O documento rememora a aprovação, em 2016, da Emenda Constitucional 96 que criou um novo regime fiscal e impôs uma redução do tamanho relativo do Estado para os vinte anos seguintes com drástica redução no investimento em políticas sociais. Tal ação resultou no sucateamento das instituições públicas. Faltam vagas, faltam equipamentos, falta democratização.

A precarização do acesso à saúde, justiça, educação, moradia e alimentação adequada passaram por fortes restrições em termos de prestações de serviços, o que impacta diretamente nas condições reais de vida da população e, por conseguinte, no modo pelo qual o país enfrenta a pandemia e seus agravos na vida social.

O sucateamento e a desvalorização da saúde pública trouxe consequências fatais. Hoje o Brasil contabiliza quase 540 mil vidas perdidas pela Covid-19. Durante o primeiro ano da pandemia o país assistiu a um efetivo apagão de dados, sem acesso a políticas de testagem em massa, sem iniciativas de rastreamento do contágio e, o mais grave, com discursos públicos de combate às medidas de isolamento social. 

Conforme o Observatório Direitos Humanos Crise e Covid-19 relatou no informe sobre serviços públicos durante a pandemia, em abril de 2020, o estado do Maranhão teve que elaborar uma agressiva estratégia de diplomacia comercial para adquirir respiradores na China e evitar o colapso de saúde no estado, uma vez que não havia política federal para apoiar a compra dos equipamentos. Além disso, o governo federal não investiu em campanhas de informação sobre a prevenção e vacinação contra o vírus. 
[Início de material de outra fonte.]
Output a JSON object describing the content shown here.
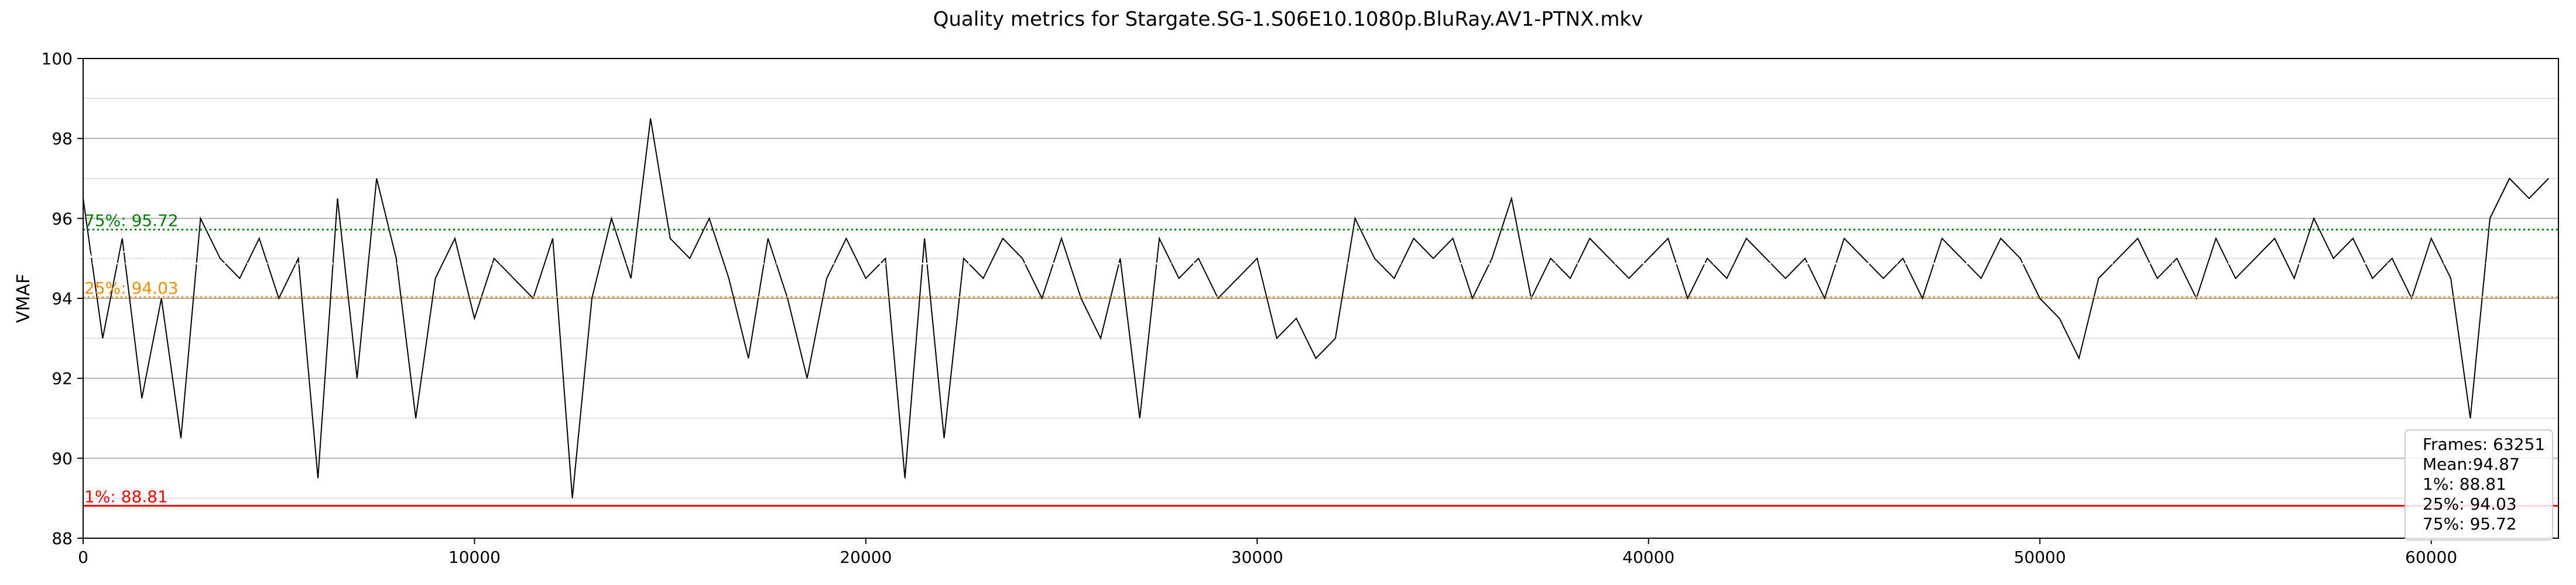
{
  "chart_data": {
    "type": "line",
    "title": "Quality metrics for Stargate.SG-1.S06E10.1080p.BluRay.AV1-PTNX.mkv",
    "xlabel": "",
    "ylabel": "VMAF",
    "xlim": [
      0,
      63251
    ],
    "ylim": [
      88,
      100
    ],
    "x_ticks": [
      0,
      10000,
      20000,
      30000,
      40000,
      50000,
      60000
    ],
    "x_tick_labels": [
      "0",
      "10000",
      "20000",
      "30000",
      "40000",
      "50000",
      "60000"
    ],
    "y_ticks": [
      88,
      90,
      92,
      94,
      96,
      98,
      100
    ],
    "y_tick_labels": [
      "88",
      "90",
      "92",
      "94",
      "96",
      "98",
      "100"
    ],
    "grid": true,
    "series": [
      {
        "color": "#000000",
        "x": [
          0,
          500,
          1000,
          1500,
          2000,
          2500,
          3000,
          3500,
          4000,
          4500,
          5000,
          5500,
          6000,
          6500,
          7000,
          7500,
          8000,
          8500,
          9000,
          9500,
          10000,
          10500,
          11000,
          11500,
          12000,
          12500,
          13000,
          13500,
          14000,
          14500,
          15000,
          15500,
          16000,
          16500,
          17000,
          17500,
          18000,
          18500,
          19000,
          19500,
          20000,
          20500,
          21000,
          21500,
          22000,
          22500,
          23000,
          23500,
          24000,
          24500,
          25000,
          25500,
          26000,
          26500,
          27000,
          27500,
          28000,
          28500,
          29000,
          29500,
          30000,
          30500,
          31000,
          31500,
          32000,
          32500,
          33000,
          33500,
          34000,
          34500,
          35000,
          35500,
          36000,
          36500,
          37000,
          37500,
          38000,
          38500,
          39000,
          39500,
          40000,
          40500,
          41000,
          41500,
          42000,
          42500,
          43000,
          43500,
          44000,
          44500,
          45000,
          45500,
          46000,
          46500,
          47000,
          47500,
          48000,
          48500,
          49000,
          49500,
          50000,
          50500,
          51000,
          51500,
          52000,
          52500,
          53000,
          53500,
          54000,
          54500,
          55000,
          55500,
          56000,
          56500,
          57000,
          57500,
          58000,
          58500,
          59000,
          59500,
          60000,
          60500,
          61000,
          61500,
          62000,
          62500,
          63000
        ],
        "y": [
          96.5,
          93.0,
          95.5,
          91.5,
          94.0,
          90.5,
          96.0,
          95.0,
          94.5,
          95.5,
          94.0,
          95.0,
          89.5,
          96.5,
          92.0,
          97.0,
          95.0,
          91.0,
          94.5,
          95.5,
          93.5,
          95.0,
          94.5,
          94.0,
          95.5,
          89.0,
          94.0,
          96.0,
          94.5,
          98.5,
          95.5,
          95.0,
          96.0,
          94.5,
          92.5,
          95.5,
          94.0,
          92.0,
          94.5,
          95.5,
          94.5,
          95.0,
          89.5,
          95.5,
          90.5,
          95.0,
          94.5,
          95.5,
          95.0,
          94.0,
          95.5,
          94.0,
          93.0,
          95.0,
          91.0,
          95.5,
          94.5,
          95.0,
          94.0,
          94.5,
          95.0,
          93.0,
          93.5,
          92.5,
          93.0,
          96.0,
          95.0,
          94.5,
          95.5,
          95.0,
          95.5,
          94.0,
          95.0,
          96.5,
          94.0,
          95.0,
          94.5,
          95.5,
          95.0,
          94.5,
          95.0,
          95.5,
          94.0,
          95.0,
          94.5,
          95.5,
          95.0,
          94.5,
          95.0,
          94.0,
          95.5,
          95.0,
          94.5,
          95.0,
          94.0,
          95.5,
          95.0,
          94.5,
          95.5,
          95.0,
          94.0,
          93.5,
          92.5,
          94.5,
          95.0,
          95.5,
          94.5,
          95.0,
          94.0,
          95.5,
          94.5,
          95.0,
          95.5,
          94.5,
          96.0,
          95.0,
          95.5,
          94.5,
          95.0,
          94.0,
          95.5,
          94.5,
          91.0,
          96.0,
          97.0,
          96.5,
          97.0
        ]
      }
    ],
    "reference_lines": [
      {
        "key": "p75",
        "value": 95.72,
        "label": "75%: 95.72",
        "color": "#008000",
        "style": "dotted"
      },
      {
        "key": "mean",
        "value": 94.87,
        "label": "Mean: 94.87",
        "color": "#ffffff",
        "style": "dotted"
      },
      {
        "key": "p25",
        "value": 94.03,
        "label": "25%: 94.03",
        "color": "#ff8c00",
        "style": "dotted"
      },
      {
        "key": "p1",
        "value": 88.81,
        "label": "1%: 88.81",
        "color": "#ff0000",
        "style": "solid"
      }
    ],
    "stats_box": {
      "placement": "lower-right",
      "lines": [
        "Frames: 63251",
        "Mean:94.87",
        "1%: 88.81",
        "25%: 94.03",
        "75%: 95.72"
      ]
    }
  }
}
Neste cenário de violações no período pandêmico, o Informe também aborda questões como o aumento da violência contra mulheres, violência policial, direito à moradia e à educação. Fica evidente a ausência do Estado na efetivação de políticas e serviços públicos de qualidade, e seu protagonismo no projeto de genocídio da população brasileira. 


Alma Preta

Leia na íntegra a reportagem do Alma Preta Covid-19: descaso do governo com quilombolas e população carcerária é denunciado na ONU, com base em nosso Informe.

O Observatório produz e sistematiza informações referentes aos direitos humanos no contexto da pandemia do Coronavírus no Brasil. Fazem parte:

– Anistia Internacional

– Articulação de Mulheres Brasileiras (AMB)

– Articulação de redes e entidades nacionais para o enfrentamento da pandemia nas periferias e grupos vulneráveis.

– Articulação dos Povos Indígenas do Brasil (APIB)

– Artigo 19

– Associação Brasileira de Gays, Lésbicas, Bissexuais, Travestis, Transexuais e Intersexos (ABGLT)

– Associação dos Jovens Indígenas Tapeba – CE

– Associação Juízes para a Democracia (AJD)

– Campanha Despejo Zero

– Cedeca Gloria de Ivone, TO – Observatório Popular de Direitos Humanos

– Centro de Estudos e Defesa do Negro do Pará – Cedenpa

– Centro Feminista de Estudos e Assessoria (Cfemea)

– Cineclube Comunitário do Povo/Comitê de Solidariedade do Povo – BA

– Coalizão Negra de Direitos

– Coletivo Feminista Helen Keller de Mulheres com Deficiência

– Conectas

– Coordenação Nacional de Articulação das Comunidades Negras Rurais Quilombolas (Conaq)

– Criola

– Eu Amo Minha Quebrada – BH 

– Fórum de Direitos Humanos e da Terra de Mato Grosso (FDHT)

– Fórum Nacional em Defesa do Sistema Único de Assistência Social e da Seguridade Social

– Geledés Instituto da Mulher Negra

– Instituto de Estudos Socioeconômicos (Inesc)

– Justiça Global

– Movimento de Defesa dos Direitos dos Moradores em Núcleos Habitacionais de S. André – MDDF/SP

– Movimento de Mulheres Camponesas (MMC)

– Movimento dos Atingidos por Barragens (MAB)

– Movimento dos Trabalhadores Rurais Sem Terra (MST)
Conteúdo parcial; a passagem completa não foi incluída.